The Federal Trade Commission has asked retailers and consumer goods groups in the US, including Amazon and Walmart, to hand over information about their supply chains as it probes bottlenecks and high prices afflicting the economy.
The move announced on Monday by the FTC, the US competition watchdog, will put pressure on corporate America to defend its prices and business practices and take additional steps to ease backlogs ahead of the holiday shopping season — a growing preoccupation for the Biden administration.
“Supply chain disruptions are upending the provision and delivery of a wide array of goods, ranging from computer chips and medicines to meat and lumber,” Lina Khan, FTC chair, said in a statement.
“I am hopeful the FTC’s new . . . study will shed light on market conditions and business practices that may have worsened these disruptions or led to asymmetric effects,” she added.
The FTC is seeking information from nine companies, which also include grocery chain Kroger, consumer goods company Procter & Gamble, meat producer Tyson Foods and food company Kraft Heinz, along with several wholesalers.
The announcement of the probe came as president Joe Biden met with a group of leading chief executives at the White House to stress the importance of smooth supply chain operations during the holiday season.
Even though the US economy has been booming since Biden took office, public perceptions of the recovery and how the administration has handled it have been hit by the surge in prices and, in some cases, delays and difficulty in securing products.
The FTC investigation risks increasing tensions between corporate America and the Biden administration, since it involves an extensive request for information, and suggests that corporate practices could be contributing to the backlog.
The FTC said it would study whether supply chain disruptions are leading to “specific bottlenecks, shortages, anti-competitive practices, or contributing to rising consumer prices”.
Biden was expected to deliver remarks on supply chains on Monday which were later delayed until Wednesday.
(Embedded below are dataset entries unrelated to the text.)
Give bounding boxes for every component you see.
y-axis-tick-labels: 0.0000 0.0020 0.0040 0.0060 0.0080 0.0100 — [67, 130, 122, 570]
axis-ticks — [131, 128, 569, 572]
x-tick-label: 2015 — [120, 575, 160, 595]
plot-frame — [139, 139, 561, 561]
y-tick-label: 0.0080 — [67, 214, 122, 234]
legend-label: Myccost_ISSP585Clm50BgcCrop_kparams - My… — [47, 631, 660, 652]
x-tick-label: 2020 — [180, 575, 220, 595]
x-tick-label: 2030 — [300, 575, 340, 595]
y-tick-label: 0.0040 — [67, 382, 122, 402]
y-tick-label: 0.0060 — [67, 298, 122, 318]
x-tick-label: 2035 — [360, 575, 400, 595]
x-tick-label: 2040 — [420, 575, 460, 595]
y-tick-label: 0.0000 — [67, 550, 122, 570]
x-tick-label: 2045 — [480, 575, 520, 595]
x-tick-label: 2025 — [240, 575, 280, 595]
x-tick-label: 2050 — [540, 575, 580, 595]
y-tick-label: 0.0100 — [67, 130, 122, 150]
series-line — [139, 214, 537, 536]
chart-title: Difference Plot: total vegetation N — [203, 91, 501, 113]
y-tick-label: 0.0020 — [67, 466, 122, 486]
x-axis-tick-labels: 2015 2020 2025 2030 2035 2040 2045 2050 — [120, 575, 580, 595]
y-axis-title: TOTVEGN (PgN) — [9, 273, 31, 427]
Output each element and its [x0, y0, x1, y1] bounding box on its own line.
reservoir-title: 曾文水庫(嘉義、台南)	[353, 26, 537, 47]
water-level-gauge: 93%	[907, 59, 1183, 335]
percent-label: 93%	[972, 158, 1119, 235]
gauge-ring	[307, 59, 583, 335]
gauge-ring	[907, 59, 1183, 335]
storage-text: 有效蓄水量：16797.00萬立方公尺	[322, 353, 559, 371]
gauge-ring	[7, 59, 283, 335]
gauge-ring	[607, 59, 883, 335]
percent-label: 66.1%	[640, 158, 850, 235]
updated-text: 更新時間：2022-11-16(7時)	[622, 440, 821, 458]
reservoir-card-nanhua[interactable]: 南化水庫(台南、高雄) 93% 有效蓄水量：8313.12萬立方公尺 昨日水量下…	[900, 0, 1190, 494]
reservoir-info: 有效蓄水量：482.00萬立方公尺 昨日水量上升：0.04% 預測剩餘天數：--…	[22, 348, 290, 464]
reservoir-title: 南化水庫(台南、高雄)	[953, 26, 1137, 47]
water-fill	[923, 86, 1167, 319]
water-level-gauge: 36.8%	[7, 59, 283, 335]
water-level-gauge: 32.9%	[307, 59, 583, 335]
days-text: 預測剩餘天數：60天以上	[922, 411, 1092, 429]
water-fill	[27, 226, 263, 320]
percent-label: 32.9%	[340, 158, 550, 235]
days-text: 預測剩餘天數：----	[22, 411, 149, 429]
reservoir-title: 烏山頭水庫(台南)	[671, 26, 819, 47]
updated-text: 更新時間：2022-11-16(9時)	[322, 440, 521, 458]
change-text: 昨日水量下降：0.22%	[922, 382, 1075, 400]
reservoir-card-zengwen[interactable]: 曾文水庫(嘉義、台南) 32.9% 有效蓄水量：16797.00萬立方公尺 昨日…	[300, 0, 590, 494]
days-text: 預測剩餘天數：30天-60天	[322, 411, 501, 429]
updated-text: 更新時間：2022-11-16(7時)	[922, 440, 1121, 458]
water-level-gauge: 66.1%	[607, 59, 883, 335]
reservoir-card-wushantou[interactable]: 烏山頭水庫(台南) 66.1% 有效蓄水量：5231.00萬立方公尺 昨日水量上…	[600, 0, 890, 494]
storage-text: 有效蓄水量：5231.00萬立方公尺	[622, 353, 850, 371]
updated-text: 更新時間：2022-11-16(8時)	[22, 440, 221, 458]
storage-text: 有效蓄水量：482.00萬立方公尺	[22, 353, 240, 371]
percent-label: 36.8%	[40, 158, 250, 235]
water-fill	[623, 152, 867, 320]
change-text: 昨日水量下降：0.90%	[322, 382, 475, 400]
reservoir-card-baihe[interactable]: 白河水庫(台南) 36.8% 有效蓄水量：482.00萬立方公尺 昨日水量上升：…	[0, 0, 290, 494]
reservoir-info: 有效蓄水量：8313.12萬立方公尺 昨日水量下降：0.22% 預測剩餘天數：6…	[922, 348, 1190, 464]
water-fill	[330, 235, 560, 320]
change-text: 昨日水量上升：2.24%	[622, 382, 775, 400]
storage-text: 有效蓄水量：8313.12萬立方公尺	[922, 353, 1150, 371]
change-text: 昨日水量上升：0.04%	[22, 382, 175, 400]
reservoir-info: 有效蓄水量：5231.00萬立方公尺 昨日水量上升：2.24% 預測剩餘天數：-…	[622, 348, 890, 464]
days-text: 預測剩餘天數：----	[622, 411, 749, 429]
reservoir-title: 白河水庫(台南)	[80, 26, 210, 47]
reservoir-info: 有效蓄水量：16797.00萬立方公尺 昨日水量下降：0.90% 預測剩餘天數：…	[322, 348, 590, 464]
Earlier this month, the FTC also launched an investigation into high petrol prices as the Biden administration sought to put pressure on oil companies to ease inflationary pressure in their sector.
Large retailers have expressed confidence that their efforts to bring goods into the country earlier than usual will help them meet strong consumer demand, which Matthew Shay, chief executive of the National Retail Federation, said had been “juiced” by historic levels of fiscal stimulus.
“Overall, consumers are in a great place; they’ve got $4tn in savings, they’re out shopping, sales are up in a big way this year [and] we expect a great holiday season,” Shay told CNN on Friday. “Because retailers have got inventory in place [consumers] are going to find the gifts that they have on their lists.”
Early data covering the long Thanksgiving weekend suggests that in-store spending rallied strongly from last year’s pandemic-depressed levels, but online spending came in at the low end of analysts’ expectations.